I think that in the discussion over regulation, it is much better to look at the effects of particular regulations than to just think about regulation generally. Regulation in general has the implications of big government guiding and determining our every decision. But when you look at most regulations that have been approved and are being considered, they are actually common sense regulations that most people support . People want clean air. They want safe toys. They want basic worker protections. They want to know that when they put money into a bank that it will be there for them. When the debate focuses on particular regulations and what they do rather than on regulation in general, support for those regulations grow.

What sorts of regulations are most needed today?

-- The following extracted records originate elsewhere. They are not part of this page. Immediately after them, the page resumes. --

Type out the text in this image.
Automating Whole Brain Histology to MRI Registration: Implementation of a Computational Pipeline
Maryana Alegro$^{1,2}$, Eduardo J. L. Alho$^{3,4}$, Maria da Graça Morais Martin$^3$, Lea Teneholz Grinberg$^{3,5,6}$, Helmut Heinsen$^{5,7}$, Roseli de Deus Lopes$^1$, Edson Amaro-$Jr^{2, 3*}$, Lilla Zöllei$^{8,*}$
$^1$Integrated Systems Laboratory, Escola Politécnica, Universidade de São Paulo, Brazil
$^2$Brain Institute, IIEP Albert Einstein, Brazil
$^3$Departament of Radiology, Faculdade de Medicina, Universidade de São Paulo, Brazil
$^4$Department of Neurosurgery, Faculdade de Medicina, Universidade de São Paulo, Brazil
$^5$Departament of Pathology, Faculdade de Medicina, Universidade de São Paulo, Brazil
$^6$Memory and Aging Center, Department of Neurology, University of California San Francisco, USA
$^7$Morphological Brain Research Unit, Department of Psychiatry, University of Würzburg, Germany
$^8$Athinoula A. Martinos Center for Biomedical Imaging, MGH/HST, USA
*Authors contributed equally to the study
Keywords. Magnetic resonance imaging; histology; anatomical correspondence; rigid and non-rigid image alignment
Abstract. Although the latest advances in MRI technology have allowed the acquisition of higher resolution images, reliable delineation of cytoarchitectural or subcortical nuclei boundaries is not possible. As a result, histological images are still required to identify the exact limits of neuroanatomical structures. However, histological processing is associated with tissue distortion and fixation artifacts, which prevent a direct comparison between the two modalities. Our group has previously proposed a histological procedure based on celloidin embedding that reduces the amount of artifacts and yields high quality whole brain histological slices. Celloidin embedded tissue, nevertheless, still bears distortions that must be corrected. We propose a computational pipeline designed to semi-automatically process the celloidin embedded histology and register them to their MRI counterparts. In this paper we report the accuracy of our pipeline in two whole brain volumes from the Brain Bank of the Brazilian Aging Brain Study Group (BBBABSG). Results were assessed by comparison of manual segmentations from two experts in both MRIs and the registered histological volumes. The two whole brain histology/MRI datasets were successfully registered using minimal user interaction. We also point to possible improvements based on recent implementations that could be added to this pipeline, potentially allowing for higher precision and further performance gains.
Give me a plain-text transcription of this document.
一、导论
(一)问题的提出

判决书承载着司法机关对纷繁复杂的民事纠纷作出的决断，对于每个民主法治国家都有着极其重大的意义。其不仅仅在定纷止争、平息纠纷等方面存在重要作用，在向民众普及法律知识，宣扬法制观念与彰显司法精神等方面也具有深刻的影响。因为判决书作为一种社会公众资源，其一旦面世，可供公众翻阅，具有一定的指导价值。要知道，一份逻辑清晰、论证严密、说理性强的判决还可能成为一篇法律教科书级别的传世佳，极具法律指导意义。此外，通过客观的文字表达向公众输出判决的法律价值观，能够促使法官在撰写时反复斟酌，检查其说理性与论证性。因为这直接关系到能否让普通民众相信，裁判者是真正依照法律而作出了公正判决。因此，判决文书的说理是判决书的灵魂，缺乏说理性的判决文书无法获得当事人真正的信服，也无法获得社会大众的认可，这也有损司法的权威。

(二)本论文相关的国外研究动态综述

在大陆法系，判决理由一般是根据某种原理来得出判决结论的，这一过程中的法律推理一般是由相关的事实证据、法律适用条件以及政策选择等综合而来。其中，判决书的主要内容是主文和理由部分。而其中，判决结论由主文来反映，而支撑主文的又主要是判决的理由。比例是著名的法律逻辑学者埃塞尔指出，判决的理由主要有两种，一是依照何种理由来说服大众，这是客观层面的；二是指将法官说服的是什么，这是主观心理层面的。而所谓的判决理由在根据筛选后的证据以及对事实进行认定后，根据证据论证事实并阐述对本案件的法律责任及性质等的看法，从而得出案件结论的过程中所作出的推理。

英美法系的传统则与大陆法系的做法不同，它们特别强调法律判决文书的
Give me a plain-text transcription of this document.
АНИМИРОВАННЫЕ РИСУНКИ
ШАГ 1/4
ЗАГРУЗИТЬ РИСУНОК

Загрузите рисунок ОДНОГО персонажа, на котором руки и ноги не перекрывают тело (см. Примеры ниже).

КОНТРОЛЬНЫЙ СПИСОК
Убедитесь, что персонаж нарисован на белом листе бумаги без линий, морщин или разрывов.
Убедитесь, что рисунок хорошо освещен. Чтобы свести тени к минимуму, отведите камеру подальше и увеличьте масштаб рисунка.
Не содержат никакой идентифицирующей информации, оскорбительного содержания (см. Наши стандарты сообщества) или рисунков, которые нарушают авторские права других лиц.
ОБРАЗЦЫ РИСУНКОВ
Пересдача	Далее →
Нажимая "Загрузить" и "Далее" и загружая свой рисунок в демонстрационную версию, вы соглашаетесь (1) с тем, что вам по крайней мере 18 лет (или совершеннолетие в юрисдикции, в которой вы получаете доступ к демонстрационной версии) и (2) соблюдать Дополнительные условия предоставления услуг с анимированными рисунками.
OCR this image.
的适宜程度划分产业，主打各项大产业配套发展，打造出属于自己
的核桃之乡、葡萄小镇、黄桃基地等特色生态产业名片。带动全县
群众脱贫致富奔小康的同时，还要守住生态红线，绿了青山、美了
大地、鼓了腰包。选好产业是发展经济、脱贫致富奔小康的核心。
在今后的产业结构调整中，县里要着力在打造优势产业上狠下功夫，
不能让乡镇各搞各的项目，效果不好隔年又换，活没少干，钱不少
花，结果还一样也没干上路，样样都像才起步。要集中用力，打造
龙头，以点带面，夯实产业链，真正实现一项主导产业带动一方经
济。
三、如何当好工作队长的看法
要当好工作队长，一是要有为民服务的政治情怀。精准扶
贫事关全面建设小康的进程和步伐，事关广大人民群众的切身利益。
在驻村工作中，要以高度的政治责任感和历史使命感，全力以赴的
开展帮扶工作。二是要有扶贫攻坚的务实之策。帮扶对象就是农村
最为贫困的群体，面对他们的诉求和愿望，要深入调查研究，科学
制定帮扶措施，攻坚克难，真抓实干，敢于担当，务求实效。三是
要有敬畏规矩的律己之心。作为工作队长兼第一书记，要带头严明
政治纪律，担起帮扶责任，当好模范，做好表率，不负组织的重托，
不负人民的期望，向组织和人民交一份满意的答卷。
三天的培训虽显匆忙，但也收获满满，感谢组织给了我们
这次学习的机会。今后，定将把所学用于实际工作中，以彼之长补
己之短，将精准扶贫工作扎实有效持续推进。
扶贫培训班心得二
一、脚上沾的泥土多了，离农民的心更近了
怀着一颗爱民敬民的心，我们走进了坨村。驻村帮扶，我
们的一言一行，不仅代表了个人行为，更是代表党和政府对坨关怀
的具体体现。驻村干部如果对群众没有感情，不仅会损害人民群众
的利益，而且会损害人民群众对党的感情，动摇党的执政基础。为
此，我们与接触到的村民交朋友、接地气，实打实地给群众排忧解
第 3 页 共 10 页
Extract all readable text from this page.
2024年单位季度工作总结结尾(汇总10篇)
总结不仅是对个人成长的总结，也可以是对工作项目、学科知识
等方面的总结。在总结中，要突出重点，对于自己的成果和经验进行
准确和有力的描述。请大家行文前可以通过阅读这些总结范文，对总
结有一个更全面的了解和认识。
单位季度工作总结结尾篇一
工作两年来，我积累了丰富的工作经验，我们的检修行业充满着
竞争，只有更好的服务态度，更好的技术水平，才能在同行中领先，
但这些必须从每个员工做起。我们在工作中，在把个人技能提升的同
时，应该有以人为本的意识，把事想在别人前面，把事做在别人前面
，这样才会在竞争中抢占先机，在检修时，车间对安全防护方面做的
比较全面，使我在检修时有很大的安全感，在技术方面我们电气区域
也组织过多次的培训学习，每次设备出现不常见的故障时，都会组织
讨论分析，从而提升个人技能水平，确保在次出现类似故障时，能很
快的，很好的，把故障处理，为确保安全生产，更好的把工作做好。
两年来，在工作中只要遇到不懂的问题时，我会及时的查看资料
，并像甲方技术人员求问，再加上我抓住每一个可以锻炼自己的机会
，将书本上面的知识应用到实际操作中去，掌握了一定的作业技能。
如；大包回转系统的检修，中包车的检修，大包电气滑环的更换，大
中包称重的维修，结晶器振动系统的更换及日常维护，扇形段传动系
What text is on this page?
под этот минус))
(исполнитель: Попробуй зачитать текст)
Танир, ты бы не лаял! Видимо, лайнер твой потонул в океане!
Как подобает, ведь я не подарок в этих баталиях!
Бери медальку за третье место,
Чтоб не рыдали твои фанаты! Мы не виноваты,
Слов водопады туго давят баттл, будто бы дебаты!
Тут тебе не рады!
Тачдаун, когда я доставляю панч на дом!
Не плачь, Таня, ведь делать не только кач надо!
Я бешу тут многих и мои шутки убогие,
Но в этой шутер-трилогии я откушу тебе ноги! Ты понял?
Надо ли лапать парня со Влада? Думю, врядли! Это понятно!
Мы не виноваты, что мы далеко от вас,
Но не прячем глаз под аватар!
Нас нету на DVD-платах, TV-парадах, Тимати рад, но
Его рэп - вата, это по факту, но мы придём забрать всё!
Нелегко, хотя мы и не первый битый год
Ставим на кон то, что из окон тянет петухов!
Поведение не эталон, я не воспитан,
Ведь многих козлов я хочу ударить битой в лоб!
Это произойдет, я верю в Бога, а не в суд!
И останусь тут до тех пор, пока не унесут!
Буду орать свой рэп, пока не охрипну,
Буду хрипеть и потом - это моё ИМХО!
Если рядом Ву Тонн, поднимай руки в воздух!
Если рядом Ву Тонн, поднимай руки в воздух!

There are several aspects to the current regulatory agenda of the Obama administration. Some relate to implementing legislation that was passed in recent years with broad support, such as financial reform, health care reform, and the F
ood Safety Modernization Act. For those pieces of legislation to be effective, appropriate regulations must be adopted.

A second set of regulations has to do with the environment. A number of regulations that had been delayed or put off during the Bush administration have recently emerged from the Obama administration. These regulations by and large are likely to have health benefits far in excess of any compliance cost. The Environmental Protection Agency has also begun to regulate greenhouse gas emissions because they are an endangerment to public health. Indeed, current law requires the EPA to issue regulations in this area. Such regulations are not going to solve the problem of climate change. Their scope will simply not be large enough. But they can be an important first step on the path for reducing greenhouse gas emissions and moderating future damage from climate change.

Also, new regulations should be considered in areas such as enforcing labor standards and OSHA (Occupational Safety and Health Administration) policy, where the government for a long time has neglected its responsibility.